Between which extreme values  $\phi_{\rm min}$  and  $\phi_{\rm max}$  does the phase  $\phi (t)$?

$\phi_{\rm min}\ = \ $

 $\text{deg}$
$\phi_{\rm min}\ = \ $

 $\text{deg}$

3

Determine the modulation index  $\eta$  from the phase function  $\phi (t)$.

$\eta\ = \ $

4

Which of the following statements are true?

From  $q(t) = -0.5 = \text{const.}$  follows  $s(t) = s_0 \cdot \cos (\omega_T \cdot t)$.
With a rectangular signal  $($with only two possible signal values  $q(t)=\pm 0.5)$  the locality curve degenerates to two points.
With the signal values  $\pm 1$  $(q_{\rm min} = -0.5$  is then no longer valid$)$ the locality curve degenerates to one point:   $s_{\rm TP}(t) = -s_0$.


Solution

(1)  The locality curve is a circular arc with radius  $2$.  Therefore, the magnitude function is constant  $\underline{a(t) = 2}$.


(2)  From the graph it can be seen that the following numerical values apply:

  • $\phi_{\rm min} =- \pi /2 \; \Rightarrow \; \underline{-90^\circ}$,
  • $\phi_{\rm max} = +\pi \; \Rightarrow \; \underline{+180^\circ}$.


(3)  In general, the relation  $s_{\rm TP}(t) = a(t) \cdot {\rm e}^{{\rm j}\hspace{0.05cm}\cdot \hspace{0.05cm} \phi(t)}$  applies here.  A comparison with the given function yields:

$$\phi(t) = \eta \cdot q(t).$$
  • The maximum phase value  $\phi_{\rm max} = +\pi \; \Rightarrow \; {180^\circ}$  is obtained for the signal amplitude  $q_{\rm max} = 1$.  From this follows directly  ${\eta = \pi} \; \underline{\approx 3.1415}$.
  • This modulation index is confirmed by the values  $\phi_{\rm min} = -\pi /2$  and  $q_{\rm min} = -0.5$ .

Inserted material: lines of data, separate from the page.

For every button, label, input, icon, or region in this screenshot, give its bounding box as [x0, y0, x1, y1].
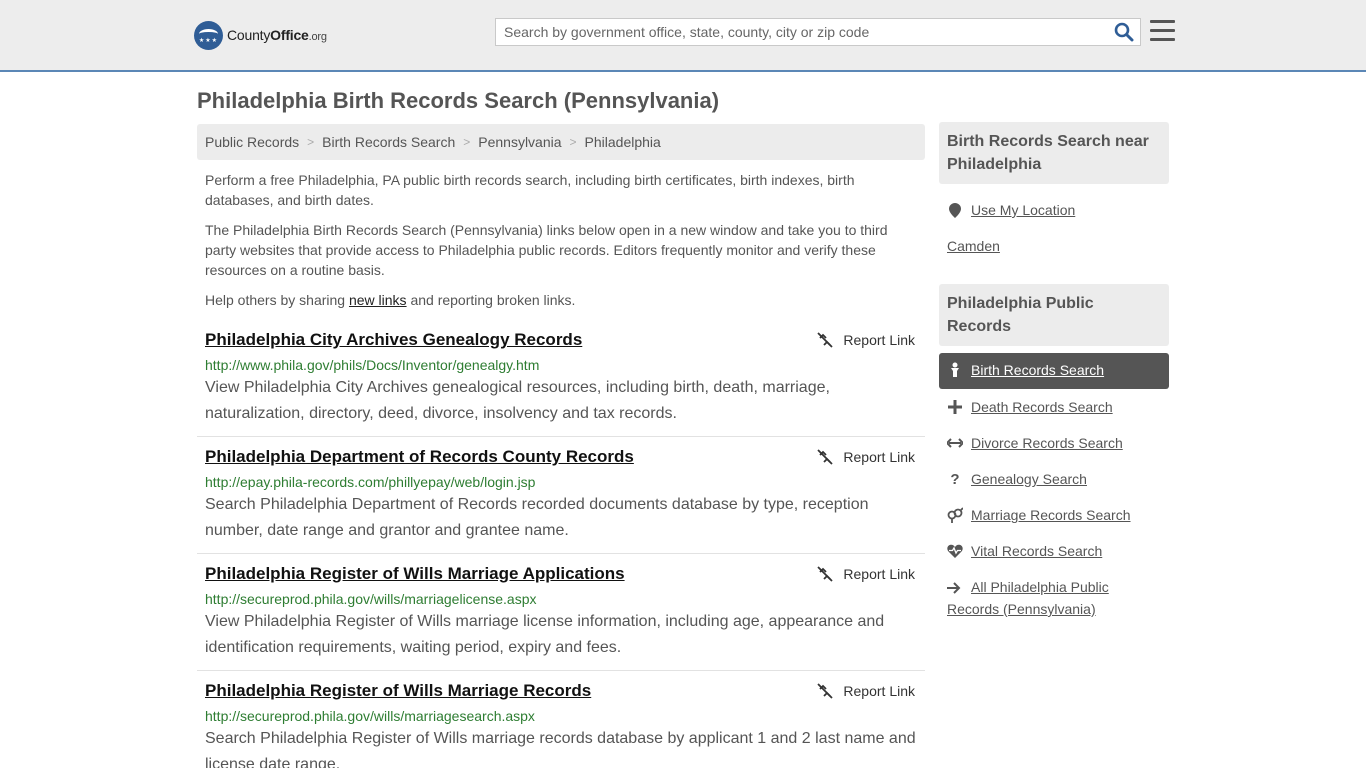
record-divider [197, 670, 925, 671]
search-box [495, 18, 1141, 46]
record-url: http://secureprod.phila.gov/wills/marria… [205, 591, 537, 607]
report-link-button[interactable]: Report Link [817, 449, 915, 465]
record-item: Philadelphia City Archives Genealogy Rec… [197, 330, 925, 427]
broken-link-icon [817, 332, 834, 348]
intro-paragraph-2: The Philadelphia Birth Records Search (P… [205, 222, 888, 278]
record-title-link[interactable]: Philadelphia Department of Records Count… [205, 447, 634, 467]
arrow-right-icon [947, 579, 963, 599]
cross-icon [947, 399, 963, 415]
sidebar-item-birth-records[interactable]: Birth Records Search [947, 362, 1104, 378]
breadcrumb-public-records[interactable]: Public Records [205, 134, 299, 150]
sidebar-heading-nearby: Birth Records Search near Philadelphia [939, 122, 1169, 184]
sidebar-item-all-public-records[interactable]: All Philadelphia Public Records (Pennsyl… [947, 577, 1157, 619]
intro-paragraph-1: Perform a free Philadelphia, PA public b… [205, 172, 855, 208]
broken-link-icon [817, 683, 834, 699]
intro-paragraph-3: Help others by sharing new links and rep… [205, 292, 576, 308]
sidebar-heading-public-records: Philadelphia Public Records [939, 284, 1169, 346]
baby-icon [947, 362, 963, 378]
intro-text: Perform a free Philadelphia, PA public b… [205, 170, 905, 320]
broken-link-icon [817, 449, 834, 465]
use-my-location-link[interactable]: Use My Location [947, 202, 1075, 218]
record-title-link[interactable]: Philadelphia Register of Wills Marriage … [205, 564, 625, 584]
record-url: http://secureprod.phila.gov/wills/marria… [205, 708, 535, 724]
record-url: http://www.phila.gov/phils/Docs/Inventor… [205, 357, 540, 373]
record-description: Search Philadelphia Register of Wills ma… [205, 730, 916, 768]
new-links-link[interactable]: new links [349, 292, 407, 308]
sidebar-item-genealogy[interactable]: ? Genealogy Search [947, 470, 1087, 488]
question-icon: ? [950, 470, 960, 488]
hamburger-menu-icon[interactable] [1150, 20, 1175, 42]
record-url: http://epay.phila-records.com/phillyepay… [205, 474, 536, 490]
record-title-link[interactable]: Philadelphia Register of Wills Marriage … [205, 681, 591, 701]
record-description: View Philadelphia Register of Wills marr… [205, 613, 885, 656]
breadcrumb-philadelphia[interactable]: Philadelphia [585, 134, 661, 150]
breadcrumb-pennsylvania[interactable]: Pennsylvania [478, 134, 561, 150]
record-description: View Philadelphia City Archives genealog… [205, 379, 830, 422]
record-item: Philadelphia Register of Wills Marriage … [197, 681, 925, 768]
breadcrumb-birth-records[interactable]: Birth Records Search [322, 134, 455, 150]
logo-text: CountyOffice.org [227, 27, 327, 43]
sidebar-item-vital-records[interactable]: Vital Records Search [947, 543, 1102, 559]
heartbeat-icon [947, 543, 963, 559]
report-link-button[interactable]: Report Link [817, 683, 915, 699]
gender-icon [947, 507, 963, 523]
sidebar-item-marriage-records[interactable]: Marriage Records Search [947, 507, 1131, 523]
logo-badge-icon: ★★★ [194, 20, 223, 50]
breadcrumb: Public Records > Birth Records Search > … [197, 124, 925, 160]
sidebar-item-divorce-records[interactable]: Divorce Records Search [947, 435, 1123, 451]
breadcrumb-separator-icon: > [463, 135, 471, 149]
record-item: Philadelphia Register of Wills Marriage … [197, 564, 925, 661]
map-marker-icon [947, 202, 963, 218]
sidebar-item-death-records[interactable]: Death Records Search [947, 399, 1113, 415]
report-link-button[interactable]: Report Link [817, 332, 915, 348]
page-title: Philadelphia Birth Records Search (Penns… [197, 88, 720, 113]
broken-link-icon [817, 566, 834, 582]
record-item: Philadelphia Department of Records Count… [197, 447, 925, 544]
search-input[interactable] [496, 19, 1096, 45]
nearby-camden-link[interactable]: Camden [947, 238, 1000, 254]
search-icon[interactable] [1114, 22, 1134, 42]
breadcrumb-separator-icon: > [307, 135, 315, 149]
report-link-button[interactable]: Report Link [817, 566, 915, 582]
record-divider [197, 436, 925, 437]
record-description: Search Philadelphia Department of Record… [205, 496, 869, 539]
record-divider [197, 553, 925, 554]
site-logo[interactable]: ★★★ CountyOffice.org [194, 20, 327, 50]
record-title-link[interactable]: Philadelphia City Archives Genealogy Rec… [205, 330, 582, 350]
site-header: ★★★ CountyOffice.org [0, 0, 1366, 72]
arrows-icon [947, 435, 963, 451]
breadcrumb-separator-icon: > [569, 135, 577, 149]
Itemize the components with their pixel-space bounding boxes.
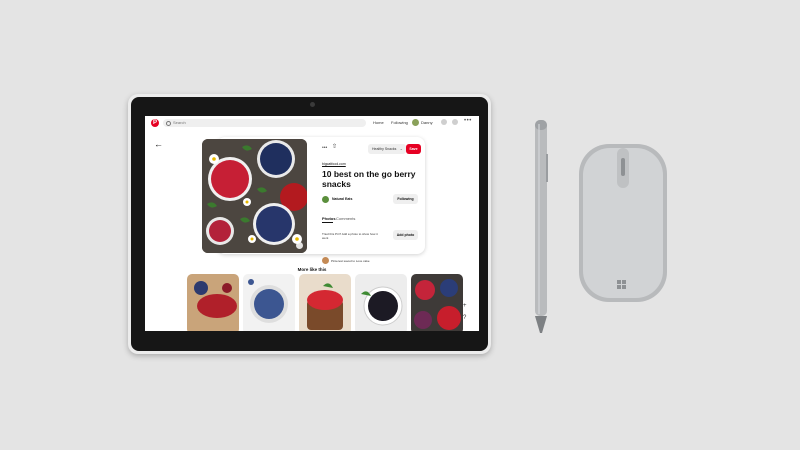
- add-photo-button[interactable]: Add photo: [393, 230, 418, 240]
- tablet-device: P Search Home Following Danny ••• ← ••• …: [128, 94, 491, 354]
- more-options-icon[interactable]: •••: [322, 145, 327, 151]
- tablet-bezel: P Search Home Following Danny ••• ← ••• …: [131, 97, 488, 351]
- board-select[interactable]: Healthy Snacks ⌄: [368, 144, 406, 154]
- creator-avatar[interactable]: [322, 196, 329, 203]
- more-like-this-heading: More like this: [297, 267, 327, 272]
- question-icon[interactable]: ?: [463, 315, 466, 321]
- plus-icon[interactable]: +: [463, 303, 467, 309]
- tried-prompt: Tried this Pin? Add a photo to show how …: [322, 232, 378, 240]
- related-pin-1[interactable]: [187, 274, 239, 331]
- share-icon[interactable]: ⇧: [332, 143, 337, 150]
- nav-user-name[interactable]: Danny: [421, 120, 433, 125]
- related-pin-1-image: [187, 274, 239, 331]
- search-placeholder: Search: [173, 120, 186, 125]
- related-pin-2[interactable]: [243, 274, 295, 331]
- avatar[interactable]: [412, 119, 419, 126]
- related-pins: [187, 274, 463, 331]
- related-pin-5-image: [411, 274, 463, 331]
- comment-avatar: [322, 257, 329, 264]
- visual-search-icon[interactable]: [296, 242, 303, 249]
- camera-icon: [310, 102, 315, 107]
- surface-pen: [535, 120, 548, 333]
- nav-following[interactable]: Following: [391, 120, 408, 125]
- related-pin-5[interactable]: [411, 274, 463, 331]
- messages-icon[interactable]: [452, 119, 458, 125]
- pin-card: ••• ⇧ Healthy Snacks ⌄ Save bigcatfood.c…: [202, 137, 425, 264]
- related-pin-3[interactable]: [299, 274, 351, 331]
- tablet-screen: P Search Home Following Danny ••• ← ••• …: [145, 116, 479, 331]
- following-button[interactable]: Following: [393, 194, 418, 204]
- tab-comments[interactable]: Comments: [336, 216, 355, 221]
- more-icon[interactable]: •••: [464, 118, 472, 124]
- pin-source-link[interactable]: bigcatfood.com: [322, 162, 346, 166]
- notifications-icon[interactable]: [441, 119, 447, 125]
- pinterest-logo[interactable]: P: [151, 119, 159, 127]
- berry-photo: [202, 139, 307, 253]
- pin-title: 10 best on the go berry snacks: [322, 169, 416, 189]
- related-pin-3-image: [299, 274, 351, 331]
- board-select-value: Healthy Snacks: [372, 147, 397, 151]
- active-tab-indicator: [322, 222, 333, 223]
- nav-home[interactable]: Home: [373, 120, 384, 125]
- back-arrow-icon[interactable]: ←: [154, 139, 163, 149]
- chevron-down-icon: ⌄: [399, 146, 403, 151]
- related-pin-4-image: [355, 274, 407, 331]
- top-nav: P Search Home Following Danny •••: [145, 116, 479, 130]
- save-button[interactable]: Save: [406, 144, 421, 154]
- search-input[interactable]: Search: [163, 119, 366, 127]
- related-pin-2-image: [243, 274, 295, 331]
- pin-image[interactable]: [202, 139, 307, 253]
- surface-mouse: [579, 144, 667, 302]
- creator-name[interactable]: Natural Eats: [332, 197, 352, 201]
- comment-text: Pinterest saved to Love cake: [331, 259, 370, 263]
- related-pin-4[interactable]: [355, 274, 407, 331]
- tab-photos[interactable]: Photos: [322, 216, 336, 221]
- search-icon: [166, 121, 171, 126]
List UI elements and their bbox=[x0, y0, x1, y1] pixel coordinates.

Locality curve (phase diagram) for a rectangular source signal

(4)  The second and third proposed solutions are correct:

  • If  $q(t) = \text{const.} =-0.5$, the phase function is also constant:
$$\phi(t) = \eta \cdot q(t) = - {\pi}/{2}\hspace{0.3cm} \Rightarrow \hspace{0.3cm} s_{\rm TP}(t) = - {\rm j} \cdot s_0 = - 2{\rm j}.$$
  • Thus, for the actual physical signal:
$$s(t) = s_0 \cdot {\cos} ( \omega_{\rm T}\hspace{0.05cm} t - {\pi}/{2}) = 2 \cdot {\sin} ( \omega_{\rm T} \hspace{0.05cm} t ).$$
  • In contrast,  $q(t) = +0.5$  leads to  $\phi (t) = \pi /2$  and to  $s_{\rm TP}(t) = 2{\rm j}$.
  • If  $q(t)$  is a rectangular signal that alternates between  $+0.5$  and  $–0.5$  , then the locality curve consists of only two points on the imaginary axis, regardless of how long the intervals with   $+0.5$  and  $–0.5$  last.
  • If, on the other hand,  $q(t) = \pm 1$, then the possible phase values  $+\pi$  and  $-\pi$ result purely formally, but they are identical.
  • The locality curve then consists of only one point:   $s_{\rm TP}(t) = - s_0$   ⇒   the signal  $s(t)$  is  "minus-cosine"  for all times  $t$.